Nicodemus, how did your meeting with Jesus go last night? Well, he doubled down. John 3:16, “16 For God loved the world in this way: He gave his one and only Son, so that everyone who believes in him will not perish but have eternal life.” So how did your meeting go with John the Baptist? What did he say? John 3:36, “The one who believes in the Son has eternal life, but the one who rejects the Son will not see life; instead of the wrath of God remains on him.” Hmm. Guess we have a decision to make!
The Gospel writer Luke gives us some interesting commentary about what was going on here. Luke 7:29-30, “(And when all the people, including the tax collectors, heard this, they acknowledged God’s way of righteousness, because they had been baptized with John’s baptism. But since the Pharisees and experts in the law had not been baptized by him, they rejected the plan of God for themselves.)”
Nicodemus was wanting to make the matter of Jesus’ identity academic, but Jesus made it a matter of personal commitment. Believe on me. Accept my baptism. Go out there and submit in repentance. Receive my forgiveness. Let me take God’s wrath upon my shoulders in your place. Let my Spirit regenerate your dead heart, dead mind, and dead flesh. Let my Spirit blow, and carry you along into your salvation.

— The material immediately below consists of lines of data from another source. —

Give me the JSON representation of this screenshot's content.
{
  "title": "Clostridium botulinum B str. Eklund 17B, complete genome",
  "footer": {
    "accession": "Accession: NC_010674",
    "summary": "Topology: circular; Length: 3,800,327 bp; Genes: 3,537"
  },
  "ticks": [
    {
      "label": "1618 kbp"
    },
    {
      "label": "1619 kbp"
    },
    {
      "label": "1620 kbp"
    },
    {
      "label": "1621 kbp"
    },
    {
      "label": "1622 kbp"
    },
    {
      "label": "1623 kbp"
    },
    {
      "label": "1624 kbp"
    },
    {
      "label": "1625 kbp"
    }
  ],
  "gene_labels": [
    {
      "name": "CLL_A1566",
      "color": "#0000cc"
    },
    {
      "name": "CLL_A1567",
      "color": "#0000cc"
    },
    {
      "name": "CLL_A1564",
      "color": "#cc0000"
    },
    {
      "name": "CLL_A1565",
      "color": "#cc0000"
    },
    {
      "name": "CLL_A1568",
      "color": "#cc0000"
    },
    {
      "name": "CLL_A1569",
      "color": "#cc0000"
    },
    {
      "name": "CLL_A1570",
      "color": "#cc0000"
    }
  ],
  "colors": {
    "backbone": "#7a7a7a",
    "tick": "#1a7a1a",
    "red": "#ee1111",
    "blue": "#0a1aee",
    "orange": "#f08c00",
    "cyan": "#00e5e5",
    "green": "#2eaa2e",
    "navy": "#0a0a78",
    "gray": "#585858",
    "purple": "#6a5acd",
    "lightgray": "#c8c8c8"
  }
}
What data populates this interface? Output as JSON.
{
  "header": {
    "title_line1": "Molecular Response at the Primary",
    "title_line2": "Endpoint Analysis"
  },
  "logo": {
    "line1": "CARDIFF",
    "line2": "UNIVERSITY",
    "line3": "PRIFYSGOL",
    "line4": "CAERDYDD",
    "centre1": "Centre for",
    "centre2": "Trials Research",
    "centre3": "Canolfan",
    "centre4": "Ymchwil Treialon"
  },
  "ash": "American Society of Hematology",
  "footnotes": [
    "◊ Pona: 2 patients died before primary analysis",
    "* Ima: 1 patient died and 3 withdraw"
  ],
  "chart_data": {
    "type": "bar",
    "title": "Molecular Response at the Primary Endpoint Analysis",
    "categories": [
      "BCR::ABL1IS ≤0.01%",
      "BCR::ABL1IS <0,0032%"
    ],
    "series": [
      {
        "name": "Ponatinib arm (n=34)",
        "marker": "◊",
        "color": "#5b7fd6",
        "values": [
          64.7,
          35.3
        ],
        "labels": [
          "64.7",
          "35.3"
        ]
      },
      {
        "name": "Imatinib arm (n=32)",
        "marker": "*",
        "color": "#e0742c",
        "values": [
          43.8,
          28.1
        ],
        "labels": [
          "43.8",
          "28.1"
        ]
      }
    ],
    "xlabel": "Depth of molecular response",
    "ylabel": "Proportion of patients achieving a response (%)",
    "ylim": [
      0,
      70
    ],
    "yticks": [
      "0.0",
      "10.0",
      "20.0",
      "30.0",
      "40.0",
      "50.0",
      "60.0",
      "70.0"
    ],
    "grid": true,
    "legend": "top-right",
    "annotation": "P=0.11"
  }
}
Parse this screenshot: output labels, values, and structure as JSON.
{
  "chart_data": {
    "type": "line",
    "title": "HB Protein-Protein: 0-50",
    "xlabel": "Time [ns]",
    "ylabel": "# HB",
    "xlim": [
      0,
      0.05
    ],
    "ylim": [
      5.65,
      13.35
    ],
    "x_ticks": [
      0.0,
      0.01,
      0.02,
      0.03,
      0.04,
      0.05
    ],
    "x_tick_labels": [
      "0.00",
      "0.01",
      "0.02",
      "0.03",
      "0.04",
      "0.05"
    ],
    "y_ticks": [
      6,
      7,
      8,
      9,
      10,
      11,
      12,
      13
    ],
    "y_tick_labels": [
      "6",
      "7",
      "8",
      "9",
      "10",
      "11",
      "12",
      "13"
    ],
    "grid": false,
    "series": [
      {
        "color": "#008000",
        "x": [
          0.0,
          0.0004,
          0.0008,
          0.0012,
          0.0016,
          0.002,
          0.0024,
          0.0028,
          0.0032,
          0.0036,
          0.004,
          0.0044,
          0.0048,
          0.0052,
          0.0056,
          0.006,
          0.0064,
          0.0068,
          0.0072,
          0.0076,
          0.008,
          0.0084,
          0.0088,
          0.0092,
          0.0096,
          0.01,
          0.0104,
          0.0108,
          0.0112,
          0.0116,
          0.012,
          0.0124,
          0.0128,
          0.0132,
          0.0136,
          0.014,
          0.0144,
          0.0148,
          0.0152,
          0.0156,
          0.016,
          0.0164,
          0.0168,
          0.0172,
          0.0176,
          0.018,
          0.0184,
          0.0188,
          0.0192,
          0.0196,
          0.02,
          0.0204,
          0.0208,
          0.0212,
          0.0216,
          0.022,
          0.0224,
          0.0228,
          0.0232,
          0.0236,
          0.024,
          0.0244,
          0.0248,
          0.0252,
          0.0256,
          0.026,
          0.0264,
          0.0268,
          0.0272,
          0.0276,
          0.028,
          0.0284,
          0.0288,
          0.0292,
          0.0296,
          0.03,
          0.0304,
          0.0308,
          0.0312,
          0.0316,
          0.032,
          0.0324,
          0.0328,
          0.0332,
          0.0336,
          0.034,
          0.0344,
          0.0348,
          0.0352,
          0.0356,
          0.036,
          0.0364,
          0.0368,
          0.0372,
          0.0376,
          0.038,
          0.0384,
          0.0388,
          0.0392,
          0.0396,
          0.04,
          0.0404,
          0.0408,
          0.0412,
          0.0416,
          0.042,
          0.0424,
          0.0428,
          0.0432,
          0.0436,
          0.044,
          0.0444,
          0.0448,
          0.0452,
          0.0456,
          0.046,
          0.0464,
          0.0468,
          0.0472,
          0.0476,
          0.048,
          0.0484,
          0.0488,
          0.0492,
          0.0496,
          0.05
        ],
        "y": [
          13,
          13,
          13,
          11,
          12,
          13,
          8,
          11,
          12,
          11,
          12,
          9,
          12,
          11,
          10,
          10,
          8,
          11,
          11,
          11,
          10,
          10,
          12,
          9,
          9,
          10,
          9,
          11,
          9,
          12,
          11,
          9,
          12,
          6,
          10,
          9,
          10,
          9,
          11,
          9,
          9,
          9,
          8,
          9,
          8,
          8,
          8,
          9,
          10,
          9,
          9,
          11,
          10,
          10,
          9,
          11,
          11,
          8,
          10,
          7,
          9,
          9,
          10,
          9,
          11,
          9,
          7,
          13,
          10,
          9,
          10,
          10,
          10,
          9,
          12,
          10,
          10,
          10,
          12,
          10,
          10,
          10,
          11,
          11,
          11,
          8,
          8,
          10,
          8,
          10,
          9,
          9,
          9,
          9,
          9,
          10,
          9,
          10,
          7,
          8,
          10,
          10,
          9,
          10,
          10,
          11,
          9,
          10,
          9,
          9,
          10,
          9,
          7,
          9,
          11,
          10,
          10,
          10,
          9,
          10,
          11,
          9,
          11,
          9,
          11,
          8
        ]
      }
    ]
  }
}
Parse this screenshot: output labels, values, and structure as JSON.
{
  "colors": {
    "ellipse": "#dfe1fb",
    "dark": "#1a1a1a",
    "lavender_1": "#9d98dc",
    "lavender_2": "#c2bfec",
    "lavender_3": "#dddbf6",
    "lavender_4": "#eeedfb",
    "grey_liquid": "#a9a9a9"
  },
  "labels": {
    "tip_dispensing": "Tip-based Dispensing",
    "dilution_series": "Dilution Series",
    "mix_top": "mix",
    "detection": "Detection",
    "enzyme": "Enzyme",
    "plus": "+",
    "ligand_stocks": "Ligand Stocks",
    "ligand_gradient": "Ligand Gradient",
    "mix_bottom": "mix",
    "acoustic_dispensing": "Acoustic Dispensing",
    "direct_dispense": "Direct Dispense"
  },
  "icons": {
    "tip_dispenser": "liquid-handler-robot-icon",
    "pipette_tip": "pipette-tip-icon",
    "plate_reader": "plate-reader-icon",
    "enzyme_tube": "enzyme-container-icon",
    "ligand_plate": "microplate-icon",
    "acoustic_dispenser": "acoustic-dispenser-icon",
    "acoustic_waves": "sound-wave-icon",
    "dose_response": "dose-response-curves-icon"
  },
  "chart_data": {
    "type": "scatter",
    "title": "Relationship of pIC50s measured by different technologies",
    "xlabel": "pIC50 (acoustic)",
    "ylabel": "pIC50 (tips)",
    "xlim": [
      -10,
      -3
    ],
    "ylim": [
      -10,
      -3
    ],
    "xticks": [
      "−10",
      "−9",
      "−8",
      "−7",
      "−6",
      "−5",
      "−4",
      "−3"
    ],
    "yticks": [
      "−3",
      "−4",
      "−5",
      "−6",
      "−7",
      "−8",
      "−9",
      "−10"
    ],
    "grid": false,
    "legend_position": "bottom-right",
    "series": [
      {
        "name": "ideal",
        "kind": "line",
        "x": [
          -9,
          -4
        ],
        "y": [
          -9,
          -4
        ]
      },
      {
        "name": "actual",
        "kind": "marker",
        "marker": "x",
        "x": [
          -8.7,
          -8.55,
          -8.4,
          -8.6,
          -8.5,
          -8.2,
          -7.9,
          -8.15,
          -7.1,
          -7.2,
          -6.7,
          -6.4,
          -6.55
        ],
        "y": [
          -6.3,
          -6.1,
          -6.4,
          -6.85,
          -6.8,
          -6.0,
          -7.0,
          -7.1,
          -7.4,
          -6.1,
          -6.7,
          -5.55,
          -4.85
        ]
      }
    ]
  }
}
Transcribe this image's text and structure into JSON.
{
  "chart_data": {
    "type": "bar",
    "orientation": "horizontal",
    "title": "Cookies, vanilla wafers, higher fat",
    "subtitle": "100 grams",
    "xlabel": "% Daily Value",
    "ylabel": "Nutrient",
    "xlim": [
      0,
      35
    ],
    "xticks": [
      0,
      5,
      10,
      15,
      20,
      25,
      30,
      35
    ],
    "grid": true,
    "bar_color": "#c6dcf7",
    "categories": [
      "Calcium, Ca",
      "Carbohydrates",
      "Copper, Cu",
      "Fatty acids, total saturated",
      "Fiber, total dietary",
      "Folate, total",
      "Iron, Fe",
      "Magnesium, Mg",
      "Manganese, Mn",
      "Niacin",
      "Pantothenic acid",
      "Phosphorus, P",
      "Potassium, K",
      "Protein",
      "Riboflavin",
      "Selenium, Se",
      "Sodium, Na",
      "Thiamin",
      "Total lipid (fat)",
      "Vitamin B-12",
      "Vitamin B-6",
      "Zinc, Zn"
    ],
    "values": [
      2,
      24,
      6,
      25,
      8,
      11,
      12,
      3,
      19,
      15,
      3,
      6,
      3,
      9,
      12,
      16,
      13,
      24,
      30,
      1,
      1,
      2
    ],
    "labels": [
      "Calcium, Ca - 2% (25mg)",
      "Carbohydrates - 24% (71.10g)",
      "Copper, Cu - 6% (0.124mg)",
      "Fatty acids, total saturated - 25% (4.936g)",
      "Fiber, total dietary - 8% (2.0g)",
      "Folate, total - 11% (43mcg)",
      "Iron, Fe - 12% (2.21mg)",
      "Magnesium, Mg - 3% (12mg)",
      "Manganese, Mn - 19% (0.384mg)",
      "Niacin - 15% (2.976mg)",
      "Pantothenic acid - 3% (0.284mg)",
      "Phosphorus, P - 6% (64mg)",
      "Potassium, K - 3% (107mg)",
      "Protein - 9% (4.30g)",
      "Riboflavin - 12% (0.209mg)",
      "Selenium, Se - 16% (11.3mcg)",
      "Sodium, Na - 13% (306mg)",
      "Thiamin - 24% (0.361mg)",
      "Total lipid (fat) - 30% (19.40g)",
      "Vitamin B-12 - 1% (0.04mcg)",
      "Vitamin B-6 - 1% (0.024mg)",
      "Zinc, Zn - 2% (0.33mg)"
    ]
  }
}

More signs would come, and then the ultimate sign came. Jesus’ death, burial and resurrection, and also his ascension back to the Father! In baptism we acknowledge that we weren’t born to die, to be buried, nor just to be raised to live a better life here on earth. In baptism we're born to ascend before the throne, where Christ is seated at the right hand of God. We we're born to be eternally wed to Christ our Bridegroom, to dwell in eternal light and possess eternal life! What say you?